La décision du commandement tombe. Ces tableaux, d’une immense valeur marchande, doivent être expédiés en Allemagne. Sans doute qu’il y a là quelque chose de négociable dans ces tableaux « dégénérés ». On parle là de Renoir, Picasso, Manet, Matisse, Braque, Van Gogh etc

Malgré de nombreuses embûches, un train spécial est affrété. Il va partir.

– A noter que pour les « Boches », se pose également un cas de conscience. Détourner un train de son essentielle mission militaire, alors que la situation est si critique, revient à mettre un peu plus en danger l’armée allemande sur ce front ouest. Cette affaiblissement est donc susceptible d’apporter des morts supplémentaires de soldats. La logistique a une importance considérable et elle souvent la cause de défaites.

Outre cette incidence indirecte, des hommes seront également tués dans cette mission, comme le montre le film. On passe là de la théorie à la pratique.

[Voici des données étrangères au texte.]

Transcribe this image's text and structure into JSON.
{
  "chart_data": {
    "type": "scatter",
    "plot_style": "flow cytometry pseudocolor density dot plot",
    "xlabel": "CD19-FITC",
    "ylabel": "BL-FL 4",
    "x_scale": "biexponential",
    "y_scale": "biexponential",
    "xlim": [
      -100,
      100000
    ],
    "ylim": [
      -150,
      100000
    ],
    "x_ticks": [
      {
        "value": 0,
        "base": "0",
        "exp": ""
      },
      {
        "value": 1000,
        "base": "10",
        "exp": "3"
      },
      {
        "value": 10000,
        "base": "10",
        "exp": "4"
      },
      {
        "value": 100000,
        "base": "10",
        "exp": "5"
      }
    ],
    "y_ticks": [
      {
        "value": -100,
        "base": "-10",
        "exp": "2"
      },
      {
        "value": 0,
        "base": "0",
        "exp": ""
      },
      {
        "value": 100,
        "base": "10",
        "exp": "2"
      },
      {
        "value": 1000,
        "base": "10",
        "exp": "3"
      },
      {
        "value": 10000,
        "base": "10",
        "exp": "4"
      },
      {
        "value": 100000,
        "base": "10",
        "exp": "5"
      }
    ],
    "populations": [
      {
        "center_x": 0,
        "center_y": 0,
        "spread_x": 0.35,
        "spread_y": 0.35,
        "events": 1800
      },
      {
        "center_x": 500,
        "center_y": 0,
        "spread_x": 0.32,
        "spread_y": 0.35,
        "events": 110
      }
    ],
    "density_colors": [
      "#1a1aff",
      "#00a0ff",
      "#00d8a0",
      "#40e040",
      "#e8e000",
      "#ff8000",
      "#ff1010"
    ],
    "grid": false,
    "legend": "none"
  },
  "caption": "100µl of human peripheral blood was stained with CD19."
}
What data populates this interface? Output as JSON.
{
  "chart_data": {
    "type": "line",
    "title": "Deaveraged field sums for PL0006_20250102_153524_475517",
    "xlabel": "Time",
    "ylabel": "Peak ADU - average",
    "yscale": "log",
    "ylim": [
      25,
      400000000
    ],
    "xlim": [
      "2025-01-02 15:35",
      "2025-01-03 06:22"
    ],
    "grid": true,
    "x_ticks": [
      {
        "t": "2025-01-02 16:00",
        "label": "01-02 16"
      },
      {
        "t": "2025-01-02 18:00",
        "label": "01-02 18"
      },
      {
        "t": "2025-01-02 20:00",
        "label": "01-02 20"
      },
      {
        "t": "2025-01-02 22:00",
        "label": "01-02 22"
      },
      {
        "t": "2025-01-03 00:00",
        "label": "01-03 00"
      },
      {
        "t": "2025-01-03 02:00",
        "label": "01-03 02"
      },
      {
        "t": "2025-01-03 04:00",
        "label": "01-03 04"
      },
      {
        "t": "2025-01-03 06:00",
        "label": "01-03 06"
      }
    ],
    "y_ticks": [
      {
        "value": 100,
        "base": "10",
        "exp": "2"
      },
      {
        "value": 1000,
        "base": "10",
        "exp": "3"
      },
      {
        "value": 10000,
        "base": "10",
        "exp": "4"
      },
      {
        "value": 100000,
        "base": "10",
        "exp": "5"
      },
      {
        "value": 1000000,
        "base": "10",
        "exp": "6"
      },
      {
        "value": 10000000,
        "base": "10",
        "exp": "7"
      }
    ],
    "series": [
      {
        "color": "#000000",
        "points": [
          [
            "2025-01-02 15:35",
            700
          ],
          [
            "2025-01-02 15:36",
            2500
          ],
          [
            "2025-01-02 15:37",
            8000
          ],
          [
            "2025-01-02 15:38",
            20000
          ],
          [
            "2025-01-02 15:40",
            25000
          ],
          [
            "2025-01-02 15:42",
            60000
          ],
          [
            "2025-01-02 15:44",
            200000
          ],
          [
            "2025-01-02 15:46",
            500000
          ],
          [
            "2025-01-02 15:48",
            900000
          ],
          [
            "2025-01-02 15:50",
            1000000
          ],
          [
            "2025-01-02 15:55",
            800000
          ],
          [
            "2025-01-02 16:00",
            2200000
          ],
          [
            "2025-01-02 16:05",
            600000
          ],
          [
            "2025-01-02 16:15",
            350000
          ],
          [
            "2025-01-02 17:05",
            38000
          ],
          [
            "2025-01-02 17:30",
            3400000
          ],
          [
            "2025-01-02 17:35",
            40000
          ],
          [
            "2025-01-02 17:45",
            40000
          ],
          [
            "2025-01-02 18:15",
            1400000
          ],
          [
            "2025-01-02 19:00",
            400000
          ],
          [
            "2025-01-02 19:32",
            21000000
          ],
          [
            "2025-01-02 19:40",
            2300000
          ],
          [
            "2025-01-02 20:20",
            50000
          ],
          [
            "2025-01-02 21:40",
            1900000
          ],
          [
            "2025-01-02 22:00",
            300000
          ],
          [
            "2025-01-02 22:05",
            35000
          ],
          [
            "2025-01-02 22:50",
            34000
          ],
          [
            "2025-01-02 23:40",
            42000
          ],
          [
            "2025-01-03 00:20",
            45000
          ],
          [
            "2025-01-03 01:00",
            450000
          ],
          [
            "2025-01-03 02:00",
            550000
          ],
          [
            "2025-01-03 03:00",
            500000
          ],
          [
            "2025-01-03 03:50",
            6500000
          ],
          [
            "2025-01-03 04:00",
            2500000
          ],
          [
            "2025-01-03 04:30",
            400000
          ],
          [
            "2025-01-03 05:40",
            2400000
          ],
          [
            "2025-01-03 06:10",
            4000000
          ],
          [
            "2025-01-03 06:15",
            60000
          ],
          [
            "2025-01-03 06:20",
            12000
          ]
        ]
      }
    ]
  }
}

Mourir pour Dantzig (la liberté) ? Mourir pour Van Gogh (l’art) ? Même genre de casse-tête ?

– De l’autre côté, il y a la résistance française, avec son implantation bien connue dans le ferroviaire.

Ces êtres courageux, organisés et déterminés sont capables d’obéir aux ordres. Mais là, l’enjeu peut sembler dérisoire à des cheminots peu motivés par l’impressionnisme et autres courants de ce genre. Je me demande même si pour eux la Joconde, qui ne fait pas partie du voyage, vaudrait qu’on se mette en danger ? Ils ont d’autres priorités.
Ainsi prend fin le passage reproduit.